(Bloomberg) -- Shares of Bitcoin mining machine maker Canaan Inc. soared and fell in their trading debut before ending the day a penny below their offer price in its $90 million initial public offering.
Canaan’s American depository shares closed at $8.99 Thursday in New York trading. Earlier, the shares rose as much as 44% and fell as much as 8.8% after Canaan sold 10 million shares for $9 each Wednesday, pricing them at the bottom of the marketed range.
The Hangzhou, China-based company lost its lead underwriter, Credit Suisse Group AG, before the IPO, according to its filings with the U.S. Securities and Exchange Commission. Canaan had earlier listed the size of IPO at as much as $400 million.
Twenty-nine companies based in China or Hong Kong have raised $3.34 billion in U.S. IPOs this year, about half the volume from the same period in 2018, according to data compiled by Bloomberg. This year’s listings have fallen 9.6% on a weighted-average basis. That compares with a 7% overall increase for all U.S. listings this year and a 15% increase in the S&P/BNY Mellon China ADR Index.

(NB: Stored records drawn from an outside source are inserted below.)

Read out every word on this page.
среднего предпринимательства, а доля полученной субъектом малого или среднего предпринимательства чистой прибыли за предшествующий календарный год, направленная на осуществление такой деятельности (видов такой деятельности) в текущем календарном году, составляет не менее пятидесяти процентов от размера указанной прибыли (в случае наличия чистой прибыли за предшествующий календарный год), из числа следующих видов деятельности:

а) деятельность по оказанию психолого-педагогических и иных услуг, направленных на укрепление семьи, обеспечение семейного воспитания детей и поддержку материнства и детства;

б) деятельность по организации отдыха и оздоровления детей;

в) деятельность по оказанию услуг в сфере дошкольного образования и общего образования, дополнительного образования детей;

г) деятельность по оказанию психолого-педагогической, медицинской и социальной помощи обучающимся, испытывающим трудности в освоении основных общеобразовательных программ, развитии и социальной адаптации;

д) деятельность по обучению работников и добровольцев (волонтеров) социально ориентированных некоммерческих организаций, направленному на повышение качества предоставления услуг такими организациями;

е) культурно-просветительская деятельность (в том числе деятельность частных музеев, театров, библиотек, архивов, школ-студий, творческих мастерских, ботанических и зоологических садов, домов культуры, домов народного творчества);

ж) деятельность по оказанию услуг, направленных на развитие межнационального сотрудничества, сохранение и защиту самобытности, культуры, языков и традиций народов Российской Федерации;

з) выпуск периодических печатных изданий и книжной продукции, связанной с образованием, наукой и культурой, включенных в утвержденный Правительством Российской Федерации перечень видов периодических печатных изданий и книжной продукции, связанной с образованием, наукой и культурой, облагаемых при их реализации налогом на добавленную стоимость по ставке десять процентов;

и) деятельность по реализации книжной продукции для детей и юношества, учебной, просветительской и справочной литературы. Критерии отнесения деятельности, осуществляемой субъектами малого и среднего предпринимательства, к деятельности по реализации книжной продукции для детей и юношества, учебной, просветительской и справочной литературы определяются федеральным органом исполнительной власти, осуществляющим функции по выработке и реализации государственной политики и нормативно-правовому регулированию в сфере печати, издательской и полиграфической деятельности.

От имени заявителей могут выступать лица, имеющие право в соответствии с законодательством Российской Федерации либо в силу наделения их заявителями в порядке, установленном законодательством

Canaan filed to list in Hong Kong before the city’s exchange indicated that it was “premature” for crypto-related businesses to go public in the Asian financial hub. While Bitcoin has more than doubled this year to more than $8,000 on Wednesday, its value is less than half of its all-time high in December 2017.
The offering was led by Citigroup Inc., China Renaissance Holdings Ltd. and CMB International Capital Ltd. The shares are trading on the Nasdaq Global Market under the symbol CAN.